A: Nathan, I’m saddened to hear of your incredible loss. Your question is one that consumes many weeks of a law student’s life in a class called Wills and Trusts. There are special probate courts that handle matters of property following death. A decedent’s property subject to probate in California will pass either pursuant to a decedent’s duly admitted will (the “testate” case) or, if decedent dies without a will (“intestate”), by the rules of “intestate succession.”
Before providing a response, I want to make it clear that I am not a probate lawyer and strongly suggest you contact one. The following is a very general overview of the law in a situation such as yours; it is not legal advice.
It’s important to note that many assets never go through probate. Some property, such as joint bank accounts, insurance proceeds, 401Ks and other financial investments, will be given to the person who was designated as the beneficiary on the instrument at the time of death. If your wife had life insurance, a 401k plan, an annuity or some other account or financial instruments, check to see who the beneficiaries are. These accounts, policies, annuities and so on need not go through probate and should be distributed directly to the beneficiaries.
In a similar vein, you need to get a copy of the title to your property to examine the form of ownership interest that you and your wife had. Property may be held jointly or in common and/or may be community property. A joint tenancy/ownership is created when two or more persons acquire property in equal shares by the same transfer and at the same time, with identical ownership rights, pursuant to an instrument of transfer that expressly declares the co-ownership to be a joint tenancy. Joint tenants own equal interests in the property, all of which are subject to the right of survivorship; upon any joint tenant’s death, his or her interest passes by operation of law to the surviving joint tenant without going through probate.
Spouses and registered domestic partners also hold equal ownership interests in community property, but community property carries no right of survivorship unless title is expressly taken as “community property with right of survivorship.” So, get a copy of your title and review it with a probate lawyer.
In intestate cases, where there is a surviving spouse or registered domestic partner, the survivor is entitled to the decedent’s one-half interest in community property held by decedent at the time of death.

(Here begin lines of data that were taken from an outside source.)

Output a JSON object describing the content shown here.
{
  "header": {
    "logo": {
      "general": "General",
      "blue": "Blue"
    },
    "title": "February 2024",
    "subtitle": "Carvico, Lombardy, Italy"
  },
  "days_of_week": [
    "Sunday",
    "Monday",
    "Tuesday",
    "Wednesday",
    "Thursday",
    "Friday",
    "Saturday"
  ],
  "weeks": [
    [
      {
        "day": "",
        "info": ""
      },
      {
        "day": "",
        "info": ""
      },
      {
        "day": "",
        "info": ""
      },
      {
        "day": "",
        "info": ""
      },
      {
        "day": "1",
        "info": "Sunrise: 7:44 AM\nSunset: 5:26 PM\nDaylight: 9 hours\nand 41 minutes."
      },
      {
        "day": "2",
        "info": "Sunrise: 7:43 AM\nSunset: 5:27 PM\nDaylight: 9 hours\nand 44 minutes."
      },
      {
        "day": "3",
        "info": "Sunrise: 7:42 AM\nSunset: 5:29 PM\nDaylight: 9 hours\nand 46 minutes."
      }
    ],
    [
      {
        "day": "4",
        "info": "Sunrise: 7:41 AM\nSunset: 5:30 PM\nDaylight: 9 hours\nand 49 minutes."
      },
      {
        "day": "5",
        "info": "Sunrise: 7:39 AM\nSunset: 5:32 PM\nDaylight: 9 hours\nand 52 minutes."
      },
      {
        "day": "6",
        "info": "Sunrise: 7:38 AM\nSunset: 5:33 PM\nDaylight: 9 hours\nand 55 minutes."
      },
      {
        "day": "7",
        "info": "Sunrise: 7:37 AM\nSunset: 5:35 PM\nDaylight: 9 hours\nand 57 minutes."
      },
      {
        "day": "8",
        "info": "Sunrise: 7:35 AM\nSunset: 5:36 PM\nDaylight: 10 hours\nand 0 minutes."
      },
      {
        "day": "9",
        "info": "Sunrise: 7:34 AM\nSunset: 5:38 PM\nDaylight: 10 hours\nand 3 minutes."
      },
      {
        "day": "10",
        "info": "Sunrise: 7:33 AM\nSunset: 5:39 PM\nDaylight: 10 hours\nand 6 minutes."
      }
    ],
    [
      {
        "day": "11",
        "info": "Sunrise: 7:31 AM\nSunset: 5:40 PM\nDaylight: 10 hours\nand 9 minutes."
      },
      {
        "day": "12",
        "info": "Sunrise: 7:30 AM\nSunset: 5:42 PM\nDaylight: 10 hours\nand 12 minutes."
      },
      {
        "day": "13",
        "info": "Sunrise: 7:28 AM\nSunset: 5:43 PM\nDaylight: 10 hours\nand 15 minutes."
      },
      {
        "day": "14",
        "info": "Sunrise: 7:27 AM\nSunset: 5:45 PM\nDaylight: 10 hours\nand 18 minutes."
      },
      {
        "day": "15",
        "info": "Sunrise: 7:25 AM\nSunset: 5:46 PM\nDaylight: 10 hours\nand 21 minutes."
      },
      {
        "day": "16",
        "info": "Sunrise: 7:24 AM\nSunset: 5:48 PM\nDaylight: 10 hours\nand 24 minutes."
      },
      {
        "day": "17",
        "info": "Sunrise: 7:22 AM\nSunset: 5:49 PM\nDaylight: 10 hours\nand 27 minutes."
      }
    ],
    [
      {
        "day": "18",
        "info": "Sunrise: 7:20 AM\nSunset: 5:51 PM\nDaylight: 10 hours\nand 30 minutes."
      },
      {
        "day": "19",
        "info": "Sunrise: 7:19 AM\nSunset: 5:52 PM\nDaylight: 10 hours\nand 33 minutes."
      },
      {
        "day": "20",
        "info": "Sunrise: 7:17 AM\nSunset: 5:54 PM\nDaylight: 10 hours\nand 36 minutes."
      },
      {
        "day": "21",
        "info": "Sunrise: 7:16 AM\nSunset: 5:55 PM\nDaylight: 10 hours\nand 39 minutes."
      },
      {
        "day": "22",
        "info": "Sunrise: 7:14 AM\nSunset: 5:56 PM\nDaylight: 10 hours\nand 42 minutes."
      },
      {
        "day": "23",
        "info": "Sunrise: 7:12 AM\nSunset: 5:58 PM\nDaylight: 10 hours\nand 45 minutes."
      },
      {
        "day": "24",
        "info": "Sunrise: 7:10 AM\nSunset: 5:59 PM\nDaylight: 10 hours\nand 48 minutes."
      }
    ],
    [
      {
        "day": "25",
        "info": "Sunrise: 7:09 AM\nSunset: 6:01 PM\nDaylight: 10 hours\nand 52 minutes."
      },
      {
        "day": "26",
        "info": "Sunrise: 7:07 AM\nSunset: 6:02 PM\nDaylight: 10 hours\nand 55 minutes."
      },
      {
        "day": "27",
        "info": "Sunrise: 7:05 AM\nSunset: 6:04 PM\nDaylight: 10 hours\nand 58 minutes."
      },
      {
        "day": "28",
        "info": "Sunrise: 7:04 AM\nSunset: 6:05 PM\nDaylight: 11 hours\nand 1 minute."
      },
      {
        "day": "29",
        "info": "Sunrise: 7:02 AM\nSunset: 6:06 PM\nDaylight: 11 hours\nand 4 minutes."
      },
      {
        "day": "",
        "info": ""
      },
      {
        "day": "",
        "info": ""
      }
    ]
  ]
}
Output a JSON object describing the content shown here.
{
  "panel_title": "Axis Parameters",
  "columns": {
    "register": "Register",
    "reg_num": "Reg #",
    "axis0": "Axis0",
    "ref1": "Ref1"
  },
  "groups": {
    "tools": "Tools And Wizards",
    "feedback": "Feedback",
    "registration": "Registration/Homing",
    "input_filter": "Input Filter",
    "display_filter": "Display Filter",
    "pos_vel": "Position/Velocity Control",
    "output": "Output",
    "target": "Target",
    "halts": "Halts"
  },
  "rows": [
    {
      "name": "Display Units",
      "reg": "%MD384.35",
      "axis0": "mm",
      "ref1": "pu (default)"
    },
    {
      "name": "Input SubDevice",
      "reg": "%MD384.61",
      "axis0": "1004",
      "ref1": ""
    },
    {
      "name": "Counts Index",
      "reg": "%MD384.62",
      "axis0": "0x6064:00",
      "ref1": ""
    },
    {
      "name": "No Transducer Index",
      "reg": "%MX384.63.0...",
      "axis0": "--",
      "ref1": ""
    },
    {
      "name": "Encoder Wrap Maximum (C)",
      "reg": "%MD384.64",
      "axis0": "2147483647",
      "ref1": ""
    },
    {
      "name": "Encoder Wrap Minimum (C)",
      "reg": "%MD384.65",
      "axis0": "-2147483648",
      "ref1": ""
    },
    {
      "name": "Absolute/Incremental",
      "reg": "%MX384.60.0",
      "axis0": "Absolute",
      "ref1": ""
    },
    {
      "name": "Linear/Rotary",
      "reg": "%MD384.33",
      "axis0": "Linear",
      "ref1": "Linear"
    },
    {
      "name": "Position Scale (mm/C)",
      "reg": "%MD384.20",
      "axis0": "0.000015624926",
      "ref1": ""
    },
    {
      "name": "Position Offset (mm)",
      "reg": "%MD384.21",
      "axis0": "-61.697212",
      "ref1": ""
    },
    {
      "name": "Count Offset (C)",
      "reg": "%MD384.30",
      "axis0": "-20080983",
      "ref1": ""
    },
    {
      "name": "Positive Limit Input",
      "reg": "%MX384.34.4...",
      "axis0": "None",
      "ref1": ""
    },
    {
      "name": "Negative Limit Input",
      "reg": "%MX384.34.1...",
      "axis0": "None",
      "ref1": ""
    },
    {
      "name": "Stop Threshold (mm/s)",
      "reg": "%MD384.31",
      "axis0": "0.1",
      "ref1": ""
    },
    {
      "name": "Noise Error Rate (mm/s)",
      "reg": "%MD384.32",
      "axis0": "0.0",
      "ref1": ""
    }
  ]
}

Given that your wife is survived by both you and your daughter, you both are entitled to a one-half share of your wife’s assets, such as non-community property financial accounts, real property, jewelry and cars. The fact that you were taking time apart does not change the order of intestate succession. Had you been divorced, you would have no rights under intestate succession.
The rules of intestate succession become more and more complex when there is no immediate family (spouse, domestic partner or children). Under such cases, if there is no spouse, the money would be distributed to the decedent’s children. If there is no spouse or children (and no children of their children), then the property would pass to the parents of the decedent. If there were no parents, but there were brothers or sisters of the decedent, then the property would pass to the brothers or sisters. If there were no parents, brothers or sisters, then the property would pass to the grandparents of the decedent. As you can see, this is quite arcane, and a specialist should be consulted.
Finally, you mentioned that an “accident” caused the death of your wife and son. Depending on whether the accident was in whole or in part caused by the fault of another, there may be the basis for a wrongful death action to be brought by you and your daughter. This type of case is handled by trial lawyers, like myself, through the civil courts. You should have the facts of the case reviewed by an experienced trial lawyer to see if there is a factual basis for a wrongful death claim. Any proceeds from settlement or a verdict of a wrongful death case would be paid directly to you and/or your daughter, would not be your wife or son’s property and would not pass through probate. As a wrongful death claim examines the nature and strength of the relationship between the claimant and the decedent, your separation would most likely affect the amount of recovery you may receive as damages.